Morfessor 2.0 Technical Report

The work done in Morfessor 2.0 is described in detail in the Morfessor 2.0 Technical Report [TechRep]. The report is available for download from


Unlike previous Morfessor implementations, Morfessor 2.0 is, in principle, applicable to any string segmentation task. Thus we use terms that are not specific to morphological segmentation task.

The task of the algorithm is to find a set of constructions that describe the provided training corpus efficiently and accurately. The training corpus contains a collection of compounds, which are the largest sequences that a single construction can hold. The smallest pieces of constructions and compounds are called atoms.

For example, in morphological segmentation, compounds are word forms, constructions are morphs, and atoms are characters. In chunking, compounds are sentences, constructions are phrases, and atoms are words.


The authors do kindly ask that you cite the Morfessor 2.0 techical report
[TechRep] when using this tool in academic publications.

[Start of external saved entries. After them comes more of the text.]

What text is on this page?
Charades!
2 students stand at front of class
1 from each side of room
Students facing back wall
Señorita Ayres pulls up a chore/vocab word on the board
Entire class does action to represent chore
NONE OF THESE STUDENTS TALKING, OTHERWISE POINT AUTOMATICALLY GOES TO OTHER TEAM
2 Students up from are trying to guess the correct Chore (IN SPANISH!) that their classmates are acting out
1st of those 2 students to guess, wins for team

In addition, when you refer to the Morfessor algorithms, you should cite the respective publications where they have been introduced. For example, the first Morfessor algorithm was published in [Creutz2002] and the semi-supervised extension in [Kohonen2010]. See [TechRep] for further information on the relevant publications.

[TechRep](1, 2, 3) Sami Virpioja, Peter Smit, Stig-Arne Grönroos, and Mikko Kurimo. Morfessor 2.0: Python Implementation and Extensions for Morfessor Baseline. Aalto University publication series SCIENCE + TECHNOLOGY, 25/2013. Aalto University, Helsinki, 2013. ISBN 978-952-60-5501-5.
[Creutz2002]Mathias Creutz and Krista Lagus. Unsupervised discovery of morphemes. In Proceedings of the Workshop on Morphological and Phonological Learning of ACL-02, pages 21-30, Philadelphia, Pennsylvania, 11 July, 2002.
[Kohonen2010]Oskar Kohonen, Sami Virpioja and Krista Lagus. Semi-supervised learning of concatenative morphology. In Proceedings of the 11th Meeting of the ACL Special Interest Group on Computational Morphology and Phonology, pages 78-86, Uppsala, Sweden, July 2010. Association for Computational Linguistics.